Extending gPET for Multi-Layer PET Simulation

TL;DR

The GPU-accelerated Monte Carlo toolkit gPET is extended to support flexible multi-layer PET detectors and supports efficient optimization of DOI-enabled PET system designs.

Abstract

Depth-of-interaction (DOI) encoding is an effective strategy for reducing parallax error and preserving spatial resolution in positron emission tomography (PET), particularly in compact small-animal scanners. To enable efficient simulation-driven design of DOI-capable systems, we extend the GPU-accelerated Monte Carlo toolkit gPET to support flexible multi-layer detector geometries. The original three-level hierarchical detector model in gPET (panel-module-crystal) was expanded by introducing an intermediate "layer" level, enabling parameterized modeling of stacked scintillator architectures. The photon transport algorithm was correspondingly updated to sample interactions across multiple layers and detector panels while preserving GPU-efficient memory usage. The framework was validated using three scanner configurations: a conventional single-layer ring (H2RSPET-1CL), an aligned split-layer design (H2RSPET-1CL-split), and an offset dual-layer design (H2RSPET-2CL). System performance was evaluated following NEMA NU4-2008 protocols using sensitivity, spatial resolution, and Derenzo phantom simulations with CASToR-based maximum likelihood expectation maximization reconstruction. The H2RSPET-1CL and H2RSPET-1CL-split configurations produced statistically identical hit distributions, while H2RSPET-2CL exhibited the expected offset interaction patterns. Sensitivity of H2RSPET-2CL remained comparable to H2RSPET-1CL, generally within about 2-5 percent, while radial spatial resolution improved substantially (0.8-1.6 mm vs. 1.0-4.2 mm from the center to a 50 mm radial offset). Runtime performance remained essentially unchanged between configurations. The extended gPET framework therefore enables fast and flexible simulation of multi-layer PET detectors and supports efficient optimization of DOI-enabled PET system designs.

Figures (8)

• Figure 1: Illustration of the extended hierarchical description of a PET detector.

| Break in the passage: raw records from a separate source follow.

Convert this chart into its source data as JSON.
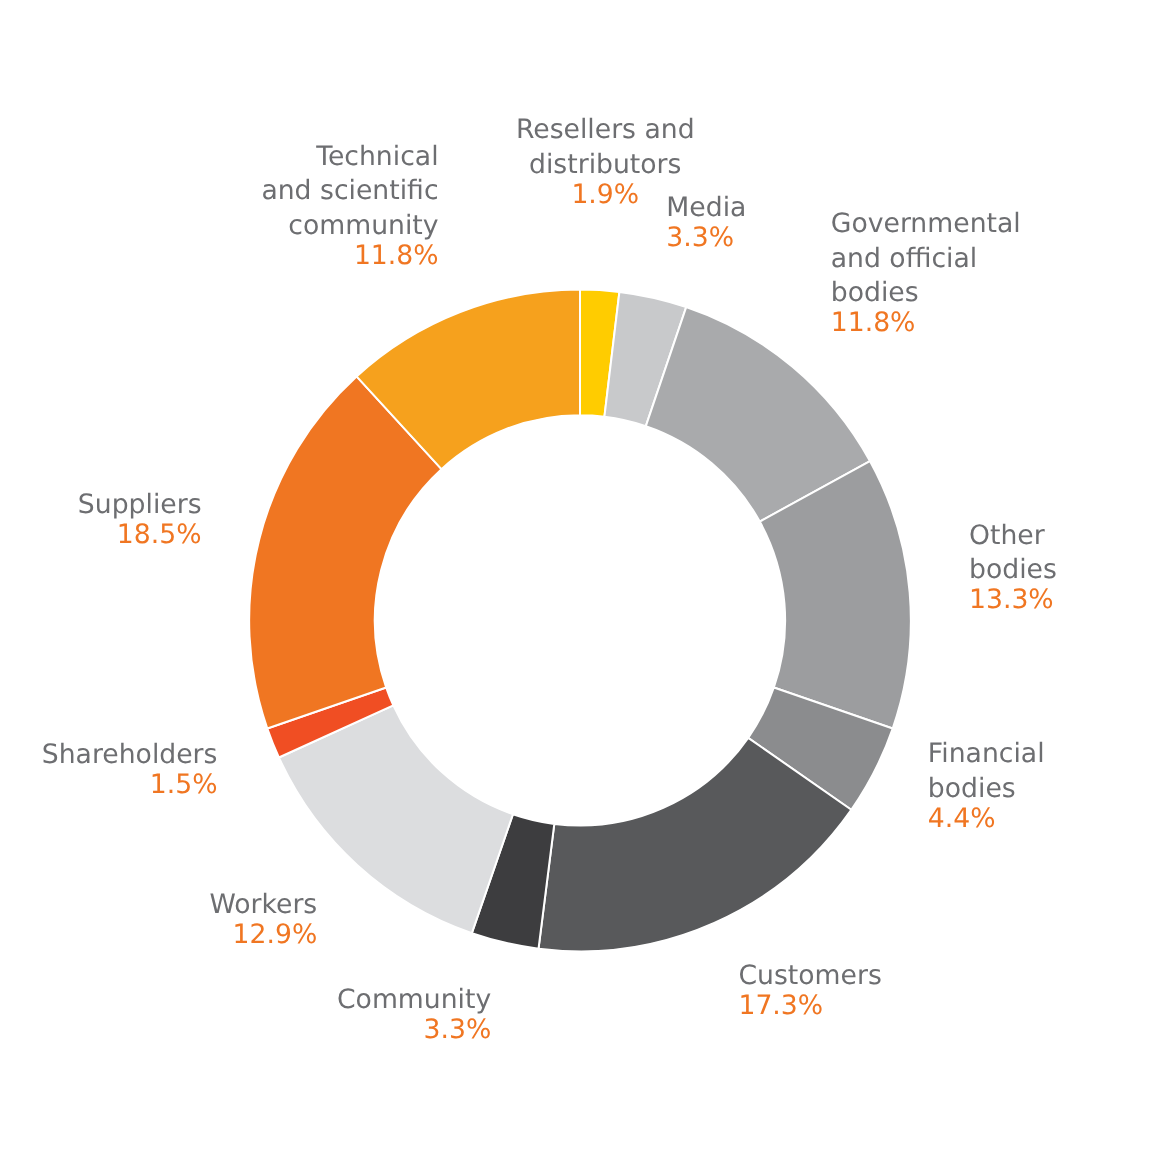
{
  "chart_data": {
    "type": "donut",
    "categories": [
      "Resellers and\ndistributors",
      "Media",
      "Governmental\nand official\nbodies",
      "Other\nbodies",
      "Financial\nbodies",
      "Customers",
      "Community",
      "Workers",
      "Shareholders",
      "Suppliers",
      "Technical\nand scientific\ncommunity"
    ],
    "values": [
      1.9,
      3.3,
      11.8,
      13.3,
      4.4,
      17.3,
      3.3,
      12.9,
      1.5,
      18.5,
      11.8
    ],
    "value_labels": [
      "1.9%",
      "3.3%",
      "11.8%",
      "13.3%",
      "4.4%",
      "17.3%",
      "3.3%",
      "12.9%",
      "1.5%",
      "18.5%",
      "11.8%"
    ],
    "colors": [
      "#ffcc00",
      "#c8c9cb",
      "#a9aaac",
      "#9c9d9f",
      "#8b8c8e",
      "#58595b",
      "#3d3d3f",
      "#dcdddf",
      "#f04e23",
      "#f07622",
      "#f6a11d"
    ]
  }
}
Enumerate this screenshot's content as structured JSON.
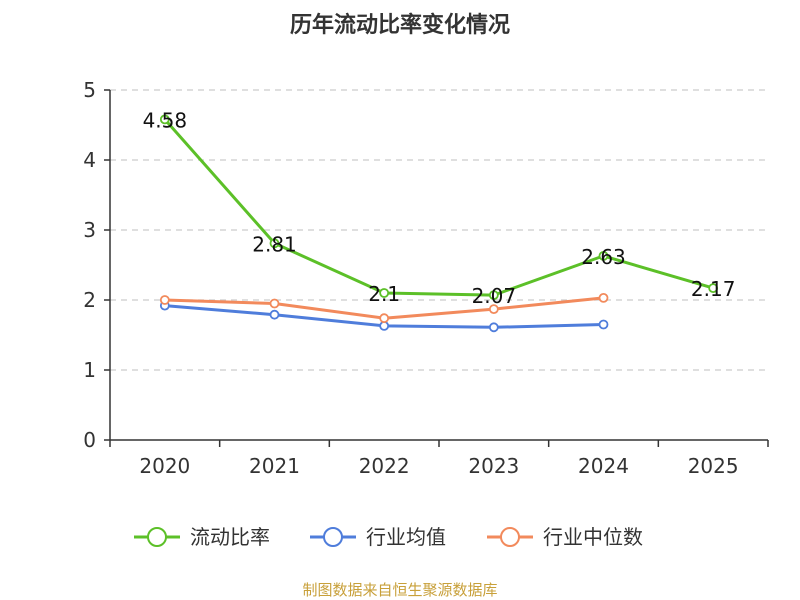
{
  "chart_data": {
    "type": "line",
    "title": "历年流动比率变化情况",
    "xlabel": "",
    "ylabel": "",
    "categories": [
      "2020",
      "2021",
      "2022",
      "2023",
      "2024",
      "2025"
    ],
    "ylim": [
      0,
      5
    ],
    "yticks": [
      0,
      1,
      2,
      3,
      4,
      5
    ],
    "grid": true,
    "legend_position": "bottom",
    "series": [
      {
        "name": "流动比率",
        "color": "#5cc028",
        "values": [
          4.58,
          2.81,
          2.1,
          2.07,
          2.63,
          2.17
        ],
        "labels": [
          "4.58",
          "2.81",
          "2.1",
          "2.07",
          "2.63",
          "2.17"
        ]
      },
      {
        "name": "行业均值",
        "color": "#4f7ddb",
        "values": [
          1.92,
          1.79,
          1.63,
          1.61,
          1.65,
          null
        ]
      },
      {
        "name": "行业中位数",
        "color": "#f28a5c",
        "values": [
          2.0,
          1.95,
          1.74,
          1.87,
          2.03,
          null
        ]
      }
    ],
    "source": "制图数据来自恒生聚源数据库"
  }
}
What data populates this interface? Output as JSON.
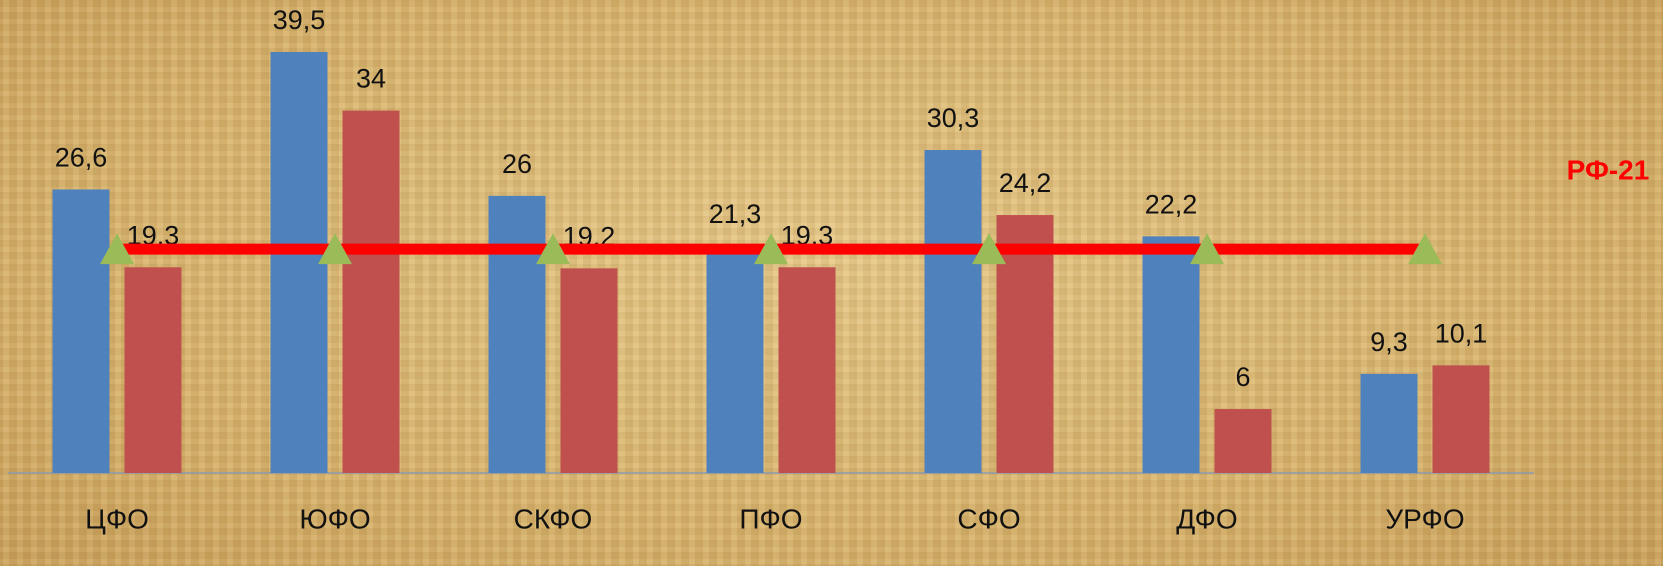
{
  "chart_data": {
    "type": "bar",
    "categories": [
      "ЦФО",
      "ЮФО",
      "СКФО",
      "ПФО",
      "СФО",
      "ДФО",
      "УРФО"
    ],
    "series": [
      {
        "color": "#4f81bd",
        "values": [
          26.6,
          39.5,
          26,
          21.3,
          30.3,
          22.2,
          9.3
        ],
        "value_labels": [
          "26,6",
          "39,5",
          "26",
          "21,3",
          "30,3",
          "22,2",
          "9,3"
        ]
      },
      {
        "color": "#c0504d",
        "values": [
          19.3,
          34,
          19.2,
          19.3,
          24.2,
          6,
          10.1
        ],
        "value_labels": [
          "19,3",
          "34",
          "19,2",
          "19,3",
          "24,2",
          "6",
          "10,1"
        ]
      },
      {
        "name": "РФ-21",
        "type": "line",
        "color": "#ff0000",
        "marker_color": "#9bbb59",
        "values": [
          21,
          21,
          21,
          21,
          21,
          21,
          21
        ]
      }
    ],
    "ylim": [
      0,
      44
    ]
  }
}
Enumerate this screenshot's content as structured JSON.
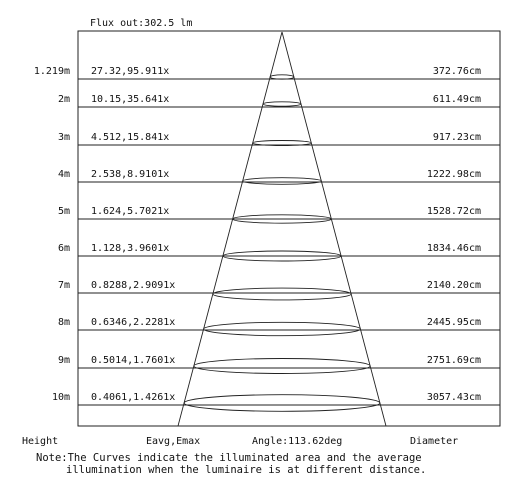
{
  "flux_label": "Flux out:302.5 lm",
  "footer": {
    "height": "Height",
    "eavg": "Eavg,Emax",
    "angle": "Angle:113.62deg",
    "diameter": "Diameter"
  },
  "note": {
    "label": "Note:",
    "line1": "The Curves indicate the illuminated area and the average",
    "line2": "illumination when the luminaire is at different distance."
  },
  "rows": [
    {
      "height": "1.219m",
      "illum": "27.32,95.911x",
      "diameter": "372.76cm"
    },
    {
      "height": "2m",
      "illum": "10.15,35.641x",
      "diameter": "611.49cm"
    },
    {
      "height": "3m",
      "illum": "4.512,15.841x",
      "diameter": "917.23cm"
    },
    {
      "height": "4m",
      "illum": "2.538,8.9101x",
      "diameter": "1222.98cm"
    },
    {
      "height": "5m",
      "illum": "1.624,5.7021x",
      "diameter": "1528.72cm"
    },
    {
      "height": "6m",
      "illum": "1.128,3.9601x",
      "diameter": "1834.46cm"
    },
    {
      "height": "7m",
      "illum": "0.8288,2.9091x",
      "diameter": "2140.20cm"
    },
    {
      "height": "8m",
      "illum": "0.6346,2.2281x",
      "diameter": "2445.95cm"
    },
    {
      "height": "9m",
      "illum": "0.5014,1.7601x",
      "diameter": "2751.69cm"
    },
    {
      "height": "10m",
      "illum": "0.4061,1.4261x",
      "diameter": "3057.43cm"
    }
  ]
}
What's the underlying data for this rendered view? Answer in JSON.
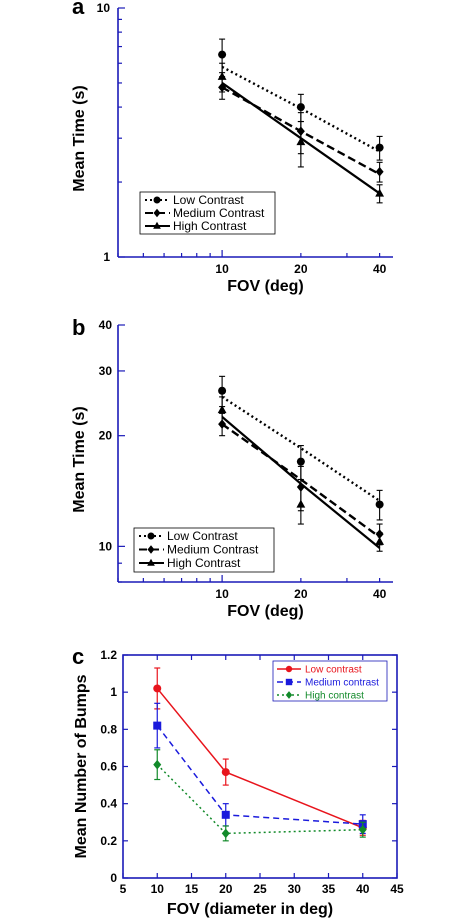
{
  "chart_data": [
    {
      "panel": "a",
      "type": "line",
      "scale": "log-log",
      "xlabel": "FOV (deg)",
      "ylabel": "Mean Time (s)",
      "x": [
        10,
        20,
        40
      ],
      "xticks": [
        "10",
        "20",
        "40"
      ],
      "yticks": [
        "1",
        "10"
      ],
      "ylim": [
        1,
        10
      ],
      "legend_position": "lower-left",
      "series": [
        {
          "name": "Low Contrast",
          "style": "dotted",
          "marker": "circle",
          "values": [
            6.5,
            4.0,
            2.75
          ],
          "errors": [
            1.0,
            0.5,
            0.3
          ],
          "color": "#000000",
          "fit": [
            5.8,
            3.95,
            2.65
          ]
        },
        {
          "name": "Medium Contrast",
          "style": "dashed",
          "marker": "diamond",
          "values": [
            4.8,
            3.2,
            2.2
          ],
          "errors": [
            0.5,
            0.6,
            0.2
          ],
          "color": "#000000",
          "fit": [
            4.8,
            3.2,
            2.15
          ]
        },
        {
          "name": "High Contrast",
          "style": "solid",
          "marker": "triangle",
          "values": [
            5.3,
            2.9,
            1.8
          ],
          "errors": [
            0.7,
            0.6,
            0.15
          ],
          "color": "#000000",
          "fit": [
            5.0,
            3.0,
            1.8
          ]
        }
      ]
    },
    {
      "panel": "b",
      "type": "line",
      "scale": "log-log",
      "xlabel": "FOV (deg)",
      "ylabel": "Mean Time (s)",
      "x": [
        10,
        20,
        40
      ],
      "xticks": [
        "10",
        "20",
        "40"
      ],
      "yticks": [
        "10",
        "20",
        "30",
        "40"
      ],
      "ylim": [
        8,
        40
      ],
      "legend_position": "lower-left",
      "series": [
        {
          "name": "Low Contrast",
          "style": "dotted",
          "marker": "circle",
          "values": [
            26.5,
            17.0,
            13.0
          ],
          "errors": [
            2.5,
            1.8,
            1.2
          ],
          "color": "#000000",
          "fit": [
            25.5,
            18.5,
            13.3
          ]
        },
        {
          "name": "Medium Contrast",
          "style": "dashed",
          "marker": "diamond",
          "values": [
            21.5,
            14.5,
            10.8
          ],
          "errors": [
            1.5,
            2.0,
            0.7
          ],
          "color": "#000000",
          "fit": [
            21.5,
            15.2,
            10.6
          ]
        },
        {
          "name": "High Contrast",
          "style": "solid",
          "marker": "triangle",
          "values": [
            23.5,
            13.0,
            10.3
          ],
          "errors": [
            2.0,
            1.5,
            0.6
          ],
          "color": "#000000",
          "fit": [
            22.5,
            14.8,
            9.9
          ]
        }
      ]
    },
    {
      "panel": "c",
      "type": "line",
      "scale": "linear",
      "xlabel": "FOV (diameter in deg)",
      "ylabel": "Mean Number of Bumps",
      "x": [
        10,
        20,
        40
      ],
      "xlim": [
        5,
        45
      ],
      "ylim": [
        0,
        1.2
      ],
      "xticks": [
        "5",
        "10",
        "15",
        "20",
        "25",
        "30",
        "35",
        "40",
        "45"
      ],
      "yticks": [
        "0",
        "0.2",
        "0.4",
        "0.6",
        "0.8",
        "1",
        "1.2"
      ],
      "legend_position": "top-right",
      "series": [
        {
          "name": "Low contrast",
          "style": "solid",
          "marker": "circle",
          "values": [
            1.02,
            0.57,
            0.27
          ],
          "errors": [
            0.11,
            0.07,
            0.04
          ],
          "color": "#e8141c"
        },
        {
          "name": "Medium contrast",
          "style": "dashed",
          "marker": "square",
          "values": [
            0.82,
            0.34,
            0.29
          ],
          "errors": [
            0.12,
            0.06,
            0.05
          ],
          "color": "#1a1adc"
        },
        {
          "name": "High contrast",
          "style": "dotted",
          "marker": "diamond",
          "values": [
            0.61,
            0.24,
            0.26
          ],
          "errors": [
            0.08,
            0.04,
            0.04
          ],
          "color": "#128a2a"
        }
      ]
    }
  ]
}
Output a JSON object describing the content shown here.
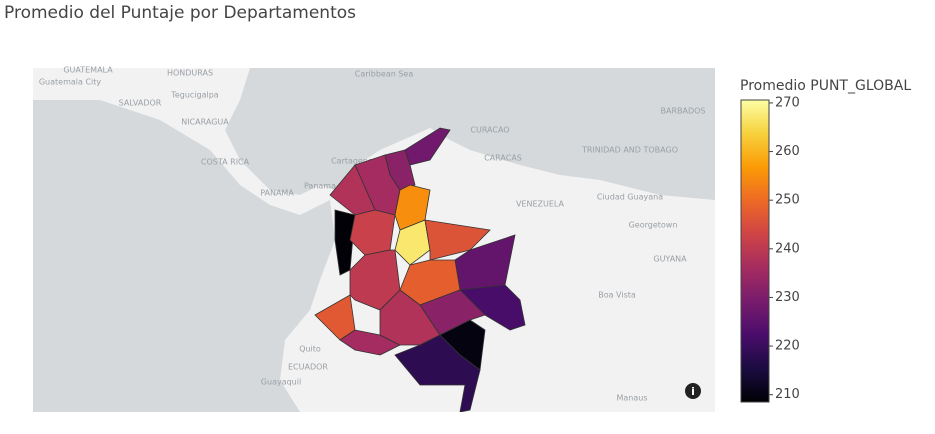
{
  "chart_data": {
    "type": "choropleth",
    "title": "Promedio del Puntaje por Departamentos",
    "colorbar_title": "Promedio PUNT_GLOBAL",
    "colorscale": [
      "#000004",
      "#1b0c41",
      "#4a0c6b",
      "#781c6d",
      "#a52c60",
      "#cf4446",
      "#ed6925",
      "#fb9b06",
      "#f7d13d",
      "#fcffa4"
    ],
    "clim": [
      208.5,
      270.6
    ],
    "cticks": [
      210,
      220,
      230,
      240,
      250,
      260,
      270
    ],
    "values": [
      228,
      232,
      236,
      238,
      209,
      242,
      255,
      267,
      246,
      226,
      248,
      222,
      247,
      240,
      236,
      238,
      232,
      210,
      218
    ],
    "map_labels": [
      "GUATEMALA",
      "HONDURAS",
      "Guatemala City",
      "Tegucigalpa",
      "SALVADOR",
      "NICARAGUA",
      "COSTA RICA",
      "PANAMA",
      "Panama",
      "Caribbean Sea",
      "Cartagena",
      "CURACAO",
      "CARACAS",
      "VENEZUELA",
      "BARBADOS",
      "TRINIDAD AND TOBAGO",
      "Ciudad Guayana",
      "Georgetown",
      "GUYANA",
      "Boa Vista",
      "Quito",
      "ECUADOR",
      "Guayaquil",
      "Manaus"
    ]
  }
}
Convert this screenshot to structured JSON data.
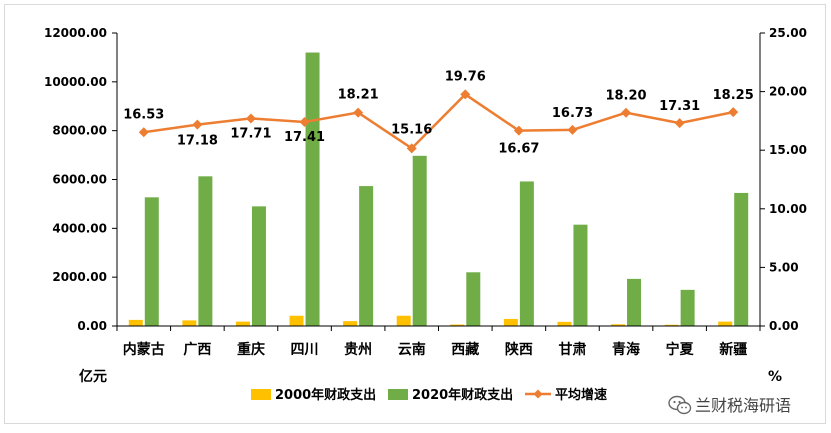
{
  "chart_data": {
    "type": "bar",
    "categories": [
      "内蒙古",
      "广西",
      "重庆",
      "四川",
      "贵州",
      "云南",
      "西藏",
      "陕西",
      "甘肃",
      "青海",
      "宁夏",
      "新疆"
    ],
    "series": [
      {
        "name": "2000年财政支出",
        "type": "bar",
        "axis": "left",
        "color": "#ffc000",
        "values": [
          250,
          230,
          180,
          420,
          200,
          420,
          60,
          290,
          170,
          70,
          50,
          180
        ]
      },
      {
        "name": "2020年财政支出",
        "type": "bar",
        "axis": "left",
        "color": "#70ad47",
        "values": [
          5270,
          6130,
          4900,
          11200,
          5730,
          6970,
          2200,
          5920,
          4150,
          1930,
          1480,
          5450
        ]
      },
      {
        "name": "平均增速",
        "type": "line",
        "axis": "right",
        "color": "#ed7d31",
        "values": [
          16.53,
          17.18,
          17.71,
          17.41,
          18.21,
          15.16,
          19.76,
          16.67,
          16.73,
          18.2,
          17.31,
          18.25
        ],
        "labels": [
          "16.53",
          "17.18",
          "17.71",
          "17.41",
          "18.21",
          "15.16",
          "19.76",
          "16.67",
          "16.73",
          "18.20",
          "17.31",
          "18.25"
        ]
      }
    ],
    "y_left": {
      "ylim": [
        0,
        12000
      ],
      "ticks": [
        "0.00",
        "2000.00",
        "4000.00",
        "6000.00",
        "8000.00",
        "10000.00",
        "12000.00"
      ],
      "unit": "亿元"
    },
    "y_right": {
      "ylim": [
        0,
        25
      ],
      "ticks": [
        "0.00",
        "5.00",
        "10.00",
        "15.00",
        "20.00",
        "25.00"
      ],
      "unit": "%"
    },
    "grid": false,
    "legend": "bottom"
  },
  "watermark": {
    "text": "兰财税海研语",
    "icon": "wechat-icon"
  }
}
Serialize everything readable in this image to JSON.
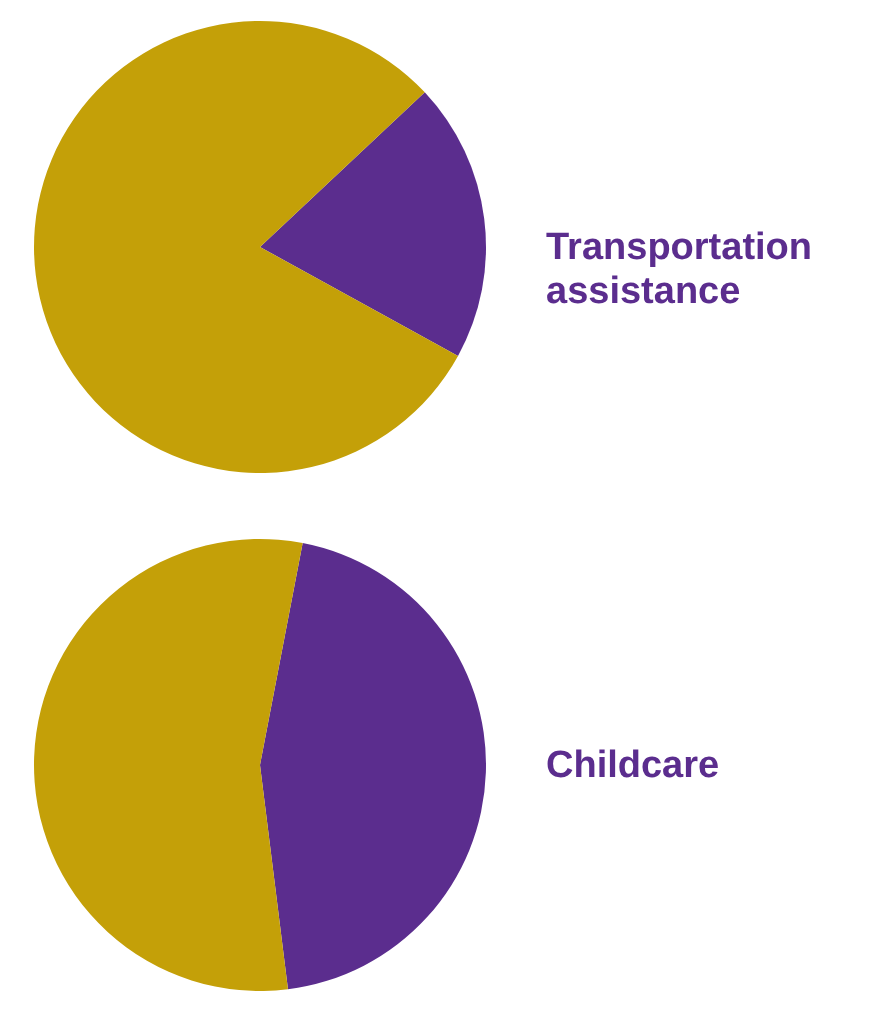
{
  "chart_data": [
    {
      "type": "pie",
      "title": "Transportation assistance",
      "categories": [
        null,
        null
      ],
      "values": [
        20,
        80
      ],
      "colors": [
        "#5b2d8e",
        "#c4a008"
      ]
    },
    {
      "type": "pie",
      "title": "Childcare",
      "categories": [
        null,
        null
      ],
      "values": [
        45,
        55
      ],
      "colors": [
        "#5b2d8e",
        "#c4a008"
      ]
    }
  ]
}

Compared with the original three-level geometry used in gPET (panel, module, crystal)Lai2019gPET, the extended framework introduces a new layer level between the module and crystal for a four-level hierarchy: panel (level 0, highest), module (level 1), layer (level 2), and individual crystal (level 3, lowest).
• Figure 2: Geometry illustration of (a) H2RSPET-1CL PET and (b) H2RSPET-2CL PET. The two scanners have the same diameter, axial length, and pitch size, except H2RSPET-2CL PET is a two-layer design with a half-pitch offset between the two layers.
• Figure 3: Histogram of hit depth events in the H2RSPET detectors: (left) H2RSPET-1CL versus H2RSPET-1CL-split, and (right) H2RSPET-1CL versus H2RSPET-2CL. The $x$-axis (cm) denotes the depth of interaction (DOI) in the panel's local coordinate frame.
• Figure 4: Scatter plot within panel's $x$ and $y$ view for a1) the H2RSPET-1CL split-layer configuration and a2) the H2RSPET-2CL scanner. b) Axial distributions of hit events along the global $z$ direction for H2RSPET-1CL and H2RSPET-2CL with a central point source.
• Figure 5: Sensitivity profiles and percent differences for H2RSPET-1CL and H2RSPET-2CL scanner configurations along (a) axial and (b) radial directions.